# Warre population?



## herbhome (Oct 18, 2015)

a traditional Warre, (no frames, top bars only) has slightly less room than an 8-frame medium. Each comb is about 2/3s of a lang deep. If your broodnest is most of two boxes that is a strong hive, easily equivalent of a 10-frame deep box.
When I inspect I look down into the combs and count how many combs (frames) are covered with bees. I jot that down and add up all the covered combs I have. I consider 75% very strong and likely needing another box.
You didn't say if you have all drawn comb from last year, but once the flow is on they should be growing exponentially. Mites are one issue that can keep them from thriving.

Hope this helps


----------



## TinyFish (Mar 22, 2017)

Thanks for the info, Neill. They are almost fully occupying two boxes, mostly brood, also some stores.

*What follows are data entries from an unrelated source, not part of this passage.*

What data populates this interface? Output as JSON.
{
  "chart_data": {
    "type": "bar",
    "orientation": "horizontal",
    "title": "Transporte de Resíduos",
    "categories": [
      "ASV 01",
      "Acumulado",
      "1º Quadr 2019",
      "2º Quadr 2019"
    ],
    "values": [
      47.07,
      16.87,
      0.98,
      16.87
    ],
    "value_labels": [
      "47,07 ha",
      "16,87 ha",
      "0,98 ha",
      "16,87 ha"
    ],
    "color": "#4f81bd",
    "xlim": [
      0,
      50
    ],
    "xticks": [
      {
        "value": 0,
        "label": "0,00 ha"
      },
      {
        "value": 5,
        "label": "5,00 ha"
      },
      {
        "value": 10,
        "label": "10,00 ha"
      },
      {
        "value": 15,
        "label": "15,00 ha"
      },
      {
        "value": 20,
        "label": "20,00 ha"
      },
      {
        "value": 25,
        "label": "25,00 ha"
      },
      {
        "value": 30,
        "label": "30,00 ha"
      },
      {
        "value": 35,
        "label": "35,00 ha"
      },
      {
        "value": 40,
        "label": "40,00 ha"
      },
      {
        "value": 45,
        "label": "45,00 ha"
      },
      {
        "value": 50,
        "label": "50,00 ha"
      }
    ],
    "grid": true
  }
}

They have their comb from last year plus some from a failed colony from last year that I ended up combining into this one. I'm suspecting that they are just not mite resistant enough. I have new queens coming in May, so if things don't improve I can re-queen. I guess I'm the meantime we will see if they get going a bit stronger. I hope to eventually raise my own stock and overwinter nucs, but until I get enough traction and population to do that, I'm a bit at the mercy of our very early flow season and a lack of sources for new bees and queens when I need them. Thanks again!


----------